ExxonMobil is also a Dividend Aristocrat, having increased its payout annually for 39 consecutive years now, and at Friday’s share price, its payout yields 3.6%. That means even if oil prices were to somehow tumble to around $ 37 per barrel, you could still get a fatter dividend check from ExxonMobil. There’s nothing better than earning steady passive income during tough times, which is one more reason you’d want to buy this oil stock if it drops.
This 6.7% yield looks safe for now
Devon Energy is an exploration and production company, and therefore has high exposure to oil prices. But it has emerged as one of the most compelling dividend stocks in the oil and gas industry in recent months, thanks to the fixed-plus-variable dividend policy management initiated last year.
Every quarter, on top of its fixed “base” dividend, Devon pays a variable dividend of up to 50% of the excess free cash flow it has left after funding the base dividend and capital expenditures. Here’s how much passive income that’s turned out to be.
|Year||Fixed Base Dividend Per Share||Variable Dividend Per Share||Total Dividend Per Share|
|2019||$ 0.35||N/A||$ 0.35|
|2020||$ 0.68||N/A||$ 0.68|
|2021||$ 0.44||$ 1.53||$ 1.97|
By 2022, Devon has already increased its annual fixed dividend to $ 0.64 per share, and could end up paying a variable dividend of more than $ 4 per share if West Texas Intermediate crude – the US benchmark for oil – averages $ 100 per barrel. was around $ 120 on Friday).

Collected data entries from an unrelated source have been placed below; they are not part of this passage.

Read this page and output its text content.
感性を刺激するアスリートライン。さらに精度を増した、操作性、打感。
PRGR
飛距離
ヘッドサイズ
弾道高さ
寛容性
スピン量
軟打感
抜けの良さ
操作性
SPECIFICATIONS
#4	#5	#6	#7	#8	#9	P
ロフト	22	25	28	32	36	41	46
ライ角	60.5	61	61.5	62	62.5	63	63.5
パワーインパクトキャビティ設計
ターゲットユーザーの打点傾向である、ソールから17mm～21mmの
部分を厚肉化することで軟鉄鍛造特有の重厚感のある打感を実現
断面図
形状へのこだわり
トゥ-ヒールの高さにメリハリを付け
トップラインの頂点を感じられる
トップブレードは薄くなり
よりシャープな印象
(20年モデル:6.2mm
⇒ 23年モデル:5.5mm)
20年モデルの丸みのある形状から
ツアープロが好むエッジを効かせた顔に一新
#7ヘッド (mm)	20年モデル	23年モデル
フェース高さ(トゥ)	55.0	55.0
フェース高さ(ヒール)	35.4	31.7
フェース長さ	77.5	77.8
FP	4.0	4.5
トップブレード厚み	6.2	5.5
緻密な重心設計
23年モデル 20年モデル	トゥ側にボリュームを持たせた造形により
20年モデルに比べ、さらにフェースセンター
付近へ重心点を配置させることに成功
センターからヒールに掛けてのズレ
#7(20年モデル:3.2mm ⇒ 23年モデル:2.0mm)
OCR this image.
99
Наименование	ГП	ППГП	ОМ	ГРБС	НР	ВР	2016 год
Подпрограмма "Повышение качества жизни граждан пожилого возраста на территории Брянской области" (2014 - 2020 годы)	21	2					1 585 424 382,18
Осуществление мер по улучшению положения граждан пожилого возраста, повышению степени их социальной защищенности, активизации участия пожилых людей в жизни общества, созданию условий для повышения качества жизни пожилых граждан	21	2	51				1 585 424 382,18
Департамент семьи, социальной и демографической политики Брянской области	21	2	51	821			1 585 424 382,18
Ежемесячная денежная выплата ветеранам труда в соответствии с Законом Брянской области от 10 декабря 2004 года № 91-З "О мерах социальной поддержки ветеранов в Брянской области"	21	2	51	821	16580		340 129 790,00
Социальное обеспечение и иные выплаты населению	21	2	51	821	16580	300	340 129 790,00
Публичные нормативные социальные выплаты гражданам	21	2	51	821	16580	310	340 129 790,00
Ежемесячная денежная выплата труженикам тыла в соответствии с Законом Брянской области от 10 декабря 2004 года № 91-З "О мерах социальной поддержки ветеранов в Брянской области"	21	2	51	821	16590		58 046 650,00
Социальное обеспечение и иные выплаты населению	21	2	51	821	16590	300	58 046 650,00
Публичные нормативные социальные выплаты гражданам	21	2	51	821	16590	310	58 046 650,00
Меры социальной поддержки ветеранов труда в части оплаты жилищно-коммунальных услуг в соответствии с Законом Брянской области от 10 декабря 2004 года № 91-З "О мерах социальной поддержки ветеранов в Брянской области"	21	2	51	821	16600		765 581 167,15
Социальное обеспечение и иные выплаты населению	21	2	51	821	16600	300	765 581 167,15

Of course, Devon’s variable dividend will fall if oil prices do. Yet the company has a solid balance sheet, prioritizes dividends, and is also repurchasing shares. Reducing its outstanding share count should boost its per-share dividend payout even in a lower-oil-price environment. At Friday’s share price, the payout offers a hefty yield of 6.7%, and that could only get bigger if the stock price falls. With all that going for Devon Energy, this is clearly a stock dividend you might want to buy on any dip.